Mais il apprend. Plutôt que de frapper frontalement, il choisit l’infiltration idéologique. La tempête de feuilles dont les mots se modifient surnaturellement est une trouvaille visuelle forte. Les textes sacrés deviennent vecteurs de corruption. L’hérésie se répand comme une rumeur, comme un virus cognitif. Annandale montre, à travers des personnages secondaires, l’effet domino. Le temps joue pour Cerastes.

La prise du laboratoire souterrain permet à l’apothicaire Orthaon de créer de nouveaux Astartes. Idée excellente, mais Orthaon reste trop en retrait. Il sert de faire-valoir plus que de personnage à part entière. Dommage.

Borthas, lui, bascule pleinement. Sa trajectoire est cohérente, presque jubilatoire. Mazarine, en revanche, reste ferme jusqu’à sa destitution. Son retour sous forme de Machine est une surprise efficace, bien que brève.

L’arrivée tardive de la Palatine Aesura change la nature du conflit. Elle est méthodique, fanatique, prête à détruire Legitur pour la sauver. Ironiquement, là où Cerastes veut remodeler le monde, elle le rase. La Générale Lenda commence à douter. Aesura elle-même est traversée par des contradictions : amour des textes, frustration face à leurs incohérences. Le roman flirte avec l’idée d’une corruption possible, sans jamais l’accomplir. C’est frustrant, peut-être volontairement.

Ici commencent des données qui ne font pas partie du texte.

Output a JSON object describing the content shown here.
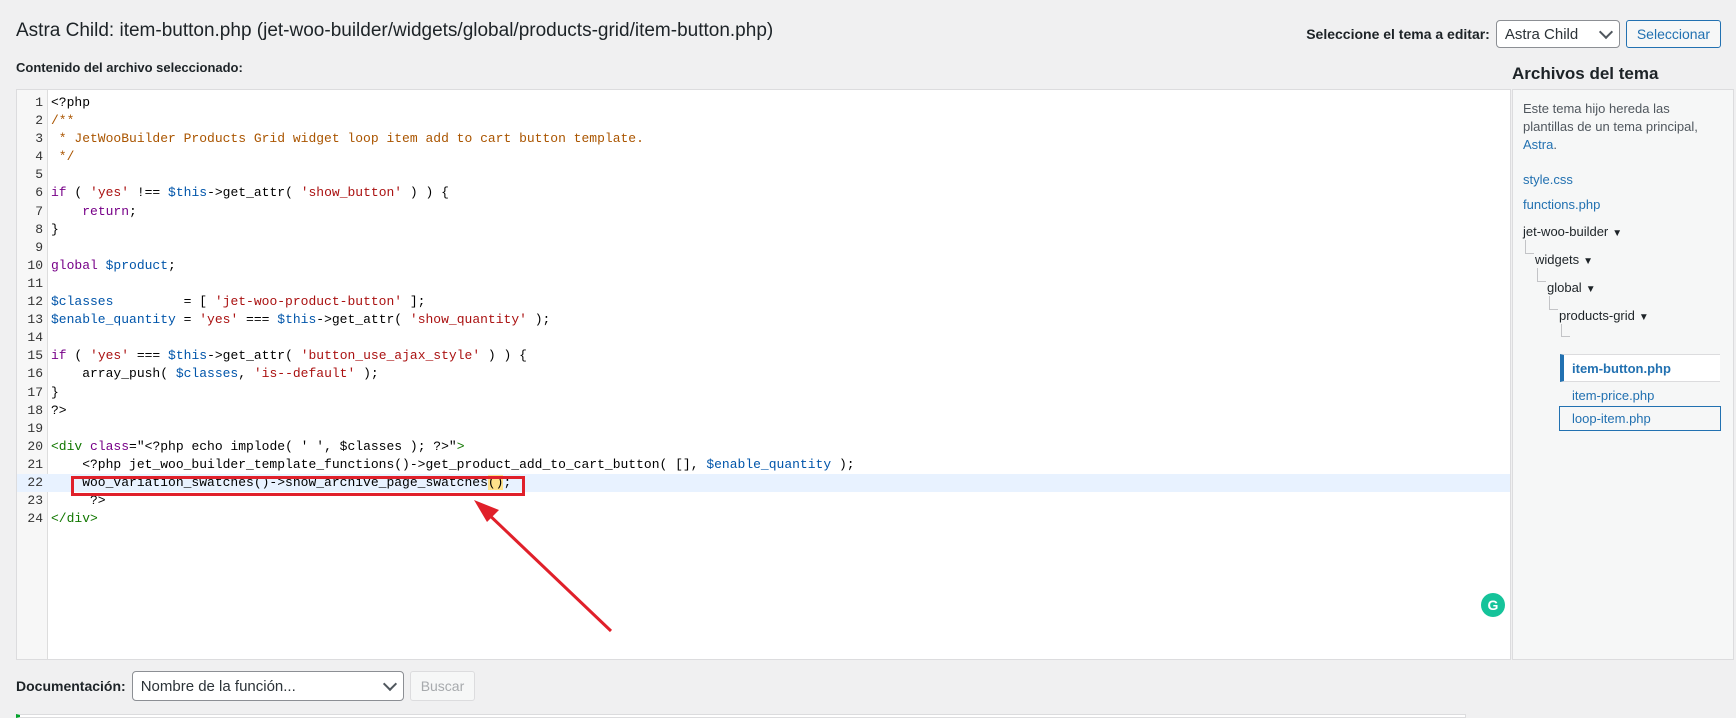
{
  "header": {
    "title": "Astra Child: item-button.php (jet-woo-builder/widgets/global/products-grid/item-button.php)",
    "theme_select_label": "Seleccione el tema a editar:",
    "theme_select_value": "Astra Child",
    "select_button": "Seleccionar"
  },
  "editor": {
    "content_label": "Contenido del archivo seleccionado:",
    "line_numbers": [
      "1",
      "2",
      "3",
      "4",
      "5",
      "6",
      "7",
      "8",
      "9",
      "10",
      "11",
      "12",
      "13",
      "14",
      "15",
      "16",
      "17",
      "18",
      "19",
      "20",
      "21",
      "22",
      "23",
      "24"
    ],
    "lines": {
      "l1": "<?php",
      "l2": "/**",
      "l3": " * JetWooBuilder Products Grid widget loop item add to cart button template.",
      "l4": " */",
      "l6a": "if",
      "l6b": " ( ",
      "l6c": "'yes'",
      "l6d": " !== ",
      "l6e": "$this",
      "l6f": "->get_attr( ",
      "l6g": "'show_button'",
      "l6h": " ) ) {",
      "l7a": "    ",
      "l7b": "return",
      "l7c": ";",
      "l8": "}",
      "l10a": "global",
      "l10b": " ",
      "l10c": "$product",
      "l10d": ";",
      "l12a": "$classes",
      "l12b": "         = [ ",
      "l12c": "'jet-woo-product-button'",
      "l12d": " ];",
      "l13a": "$enable_quantity",
      "l13b": " = ",
      "l13c": "'yes'",
      "l13d": " === ",
      "l13e": "$this",
      "l13f": "->get_attr( ",
      "l13g": "'show_quantity'",
      "l13h": " );",
      "l15a": "if",
      "l15b": " ( ",
      "l15c": "'yes'",
      "l15d": " === ",
      "l15e": "$this",
      "l15f": "->get_attr( ",
      "l15g": "'button_use_ajax_style'",
      "l15h": " ) ) {",
      "l16a": "    array_push( ",
      "l16b": "$classes",
      "l16c": ", ",
      "l16d": "'is--default'",
      "l16e": " );",
      "l17": "}",
      "l18": "?>",
      "l20a": "<div",
      "l20b": " class",
      "l20c": "=",
      "l20d": "\"<?php echo implode( ' ', $classes ); ?>\"",
      "l20e": ">",
      "l21a": "    <?php jet_woo_builder_template_functions()->get_product_add_to_cart_button( [], ",
      "l21b": "$enable_quantity",
      "l21c": " );",
      "l22a": "    woo_variation_swatches()->show_archive_page_swatches",
      "l22b": "()",
      "l22c": ";",
      "l23": "     ?>",
      "l24": "</div>"
    }
  },
  "files": {
    "title": "Archivos del tema",
    "desc_text": "Este tema hijo hereda las plantillas de un tema principal, ",
    "desc_link": "Astra",
    "desc_end": ".",
    "style": "style.css",
    "functions": "functions.php",
    "folder1": "jet-woo-builder",
    "folder2": "widgets",
    "folder3": "global",
    "folder4": "products-grid",
    "file_current": "item-button.php",
    "file_price": "item-price.php",
    "file_loop": "loop-item.php",
    "triangle": "▼"
  },
  "documentation": {
    "label": "Documentación:",
    "select_value": "Nombre de la función...",
    "search_button": "Buscar"
  },
  "colors": {
    "highlight_box": "#e0202a",
    "arrow": "#e0202a",
    "link": "#2271b1"
  },
  "icons": {
    "grammarly": "grammarly-icon",
    "grammarly_glyph": "G"
  }
}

L’assaut final est spectaculaire. Les nouvelles recrues Astartes surgissent dans un goulot d’étranglement et fauchent les Sororitas. La scène, vue depuis Aesura, fonctionne très bien. Cerastes, acculé, déclenche enfin l’invocation majeure : des failles s’ouvrent, les démons se déversent. Legitur est perdue. Cataclysme total.

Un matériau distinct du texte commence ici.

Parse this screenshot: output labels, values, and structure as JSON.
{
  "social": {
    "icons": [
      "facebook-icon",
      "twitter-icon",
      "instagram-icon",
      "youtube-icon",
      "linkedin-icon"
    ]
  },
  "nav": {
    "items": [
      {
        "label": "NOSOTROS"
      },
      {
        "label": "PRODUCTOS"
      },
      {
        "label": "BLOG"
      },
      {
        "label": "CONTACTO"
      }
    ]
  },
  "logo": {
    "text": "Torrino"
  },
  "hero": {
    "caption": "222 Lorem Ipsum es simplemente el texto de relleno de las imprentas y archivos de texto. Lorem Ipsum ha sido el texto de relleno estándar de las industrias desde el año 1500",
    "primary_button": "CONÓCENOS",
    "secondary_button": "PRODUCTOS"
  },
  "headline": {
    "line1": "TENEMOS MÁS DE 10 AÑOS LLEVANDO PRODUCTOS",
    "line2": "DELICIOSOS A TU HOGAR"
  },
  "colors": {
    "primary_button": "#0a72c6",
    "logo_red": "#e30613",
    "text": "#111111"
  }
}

Et pourtant, malgré la réussite de l’invasion démoniaque, la fin laisse un goût mitigé. Aesura ordonne l’Exterminatus. Cerastes est laissé pour mort… avant d’être sauvé avec une portion non négligeable de ses forces. La finalité, la chute du monde, la victoire idéologique du Chaos, est cohérente. Mais la résolution dramatique semble abrupte. L’affrontement final manque d’intensité émotionnelle. On attendait un coup plus décisif, plus marquant.

Les plus

  • Thème central de la conversion idéologique parfaitement exploité.
  • Dialogues riches et convaincants.
  • Protagoniste faillible et humain.
  • World building immersif et vertical.
  • Corruption progressive crédible et détaillée.

Les moins

  • Orthaon sous-développé.
  • Duel final un peu décevant.
  • Conclusion frustrante malgré sa cohérence.
3.5/5

Apostle est un roman audacieux qui place la foi au cœur du champ de bataille. David Annandale réussit à rendre la corruption d’un monde crédible, méthodique et intellectuellement stimulante. Cerastes n’est pas un rouleau compresseur invincible, mais un stratège imparfait guidé par une conviction absolue. La fin déçoit dans sa forme plus que dans son fond. La victoire est là, indéniable. Mais elle manque d’un dernier coup de marteau émotionnel. Pour les amateurs de Word Bearers et de conflits théologiques, c’est une lecture incontournable.